Defining weight ranges
Typically, fertility specialists and medical professionals rely on body mass index (BMI) to determine if an individual is underweight, at a normal weight, overweight, or obese. According to the Centers for Disease Control and Prevention (CDC), BMIs between 18.5- 24.9 for adults age 20 and over are considered normal. A BMI under 18.5 is considered underweight. BMIs between 25.0 - 29.9 are considered overweight, and any figure of 30 or above is considered obese. Note that BMI ranges are the same for men and women.
How being overweight can impact fertility
To be clear, being over or underweight doesn’t mean that a woman or couple has no chance of successfully conceiving. However, having the extra weight can make this process more difficult. In particular, women may have more difficulty with ovulation because estrogen production can be impacted. Most people think that only the ovaries produce estrogen, but fat cells also make estrogen which can create a hormonal imbalance. If estrogen levels are too high, a woman’s body can stop ovulating. Likewise, with men, excess weight can create hormonal imbalances, which can impact sex drive and lead to difficulties getting and maintaining an erection.

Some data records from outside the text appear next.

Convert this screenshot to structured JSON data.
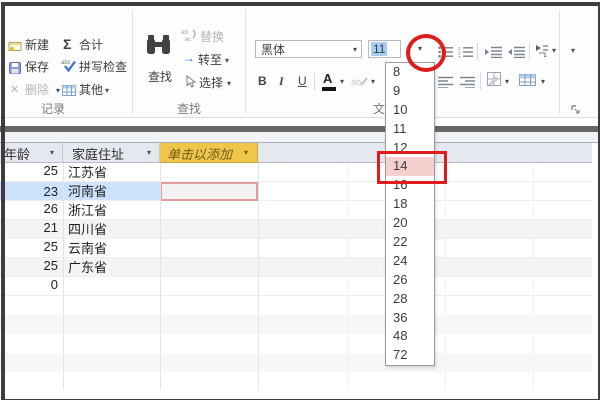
{
  "ribbon": {
    "records": {
      "group_label": "记录",
      "new_label": "新建",
      "save_label": "保存",
      "delete_label": "删除",
      "totals_label": "合计",
      "spelling_label": "拼写检查",
      "more_label": "其他"
    },
    "find": {
      "group_label": "查找",
      "find_label": "查找",
      "replace_label": "替换",
      "goto_label": "转至",
      "select_label": "选择"
    },
    "textformat": {
      "group_label_partial": "文",
      "font_name": "黑体",
      "font_size": "11"
    }
  },
  "glyphs": {
    "dropdown": "▾",
    "sum": "Σ",
    "delete_x": "✕",
    "bold": "B",
    "italic": "I",
    "underline": "U",
    "font_color": "A",
    "goto_arrow": "→"
  },
  "font_size_dropdown": {
    "selected_value": "11",
    "highlighted_value": "14",
    "options": [
      "8",
      "9",
      "10",
      "11",
      "12",
      "14",
      "16",
      "18",
      "20",
      "22",
      "24",
      "26",
      "28",
      "36",
      "48",
      "72"
    ]
  },
  "datasheet": {
    "columns": {
      "age": "年龄",
      "address": "家庭住址",
      "add": "单击以添加"
    },
    "rows": [
      {
        "age": "25",
        "address": "江苏省"
      },
      {
        "age": "23",
        "address": "河南省"
      },
      {
        "age": "26",
        "address": "浙江省"
      },
      {
        "age": "21",
        "address": "四川省"
      },
      {
        "age": "25",
        "address": "云南省"
      },
      {
        "age": "25",
        "address": "广东省"
      },
      {
        "age": "0",
        "address": ""
      }
    ],
    "selected_row_index": 1
  },
  "icons": [
    "new-record-icon",
    "save-icon",
    "delete-icon",
    "totals-sigma-icon",
    "spelling-check-icon",
    "more-table-icon",
    "binoculars-find-icon",
    "replace-icon",
    "goto-arrow-icon",
    "select-cursor-icon",
    "font-color-icon",
    "highlight-color-icon",
    "bullets-icon",
    "numbering-icon",
    "increase-indent-icon",
    "decrease-indent-icon",
    "text-direction-icon",
    "align-left-icon",
    "align-right-icon",
    "gridlines-icon",
    "alt-row-color-icon",
    "dialog-launcher-icon",
    "column-dropdown-icon"
  ],
  "colors": {
    "annotation_red": "#e01b1b",
    "selection_blue": "#cbe2fa",
    "header_gold": "#efc54a",
    "size_selection_blue": "#a6cdf5",
    "band_gray": "#666666"
  }
}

What about being underweight?
Along with concerns about nutritional deficiencies, being underweight is equally troublesome for women and men trying to conceive. For women, having a low BMI can create irregular periods, which leads to irregular ovulation. In extreme cases, some women may stop ovulating altogether. Often, but not always, low BMI in women is linked with eating disorders. In men, low BMI figures can likely be correlated to poor sperm quality.
Obesity and fertility
When most people think about weight-related infertility, obesity is the first concept that comes to mind. For both men and women, being obese with a BMI of 30 or more is equally as problematic as simply being overweight. While women may struggle to pinpoint ovulation, men will have difficulty achieving and maintaining erections. And in the case of obese couples that attempt fertility treatments like in vitro fertilization (IVF), research has shown that success rates and live births are 20% worse than in overweight couples and even worse when compared with couples that have normal BMI ranges.
Can weight-related infertility be reversed?
A lot of factors go into fertility, and weight alone shouldn’t be viewed as the only reason why a couple can’t conceive. However, working towards a normal BMI should be a goal for both men and women. Not only can having a normal BMI improve conception outcomes, but maintaining a healthy weight can also reduce the risk of pregnancy complications in women. Issues such as preeclampsia, gestational diabetes, and even preterm labor are all higher in women who are overweight and obese. Women and couples seeking more details about how weight impacts fertility should speak with a physician or fertility specialist.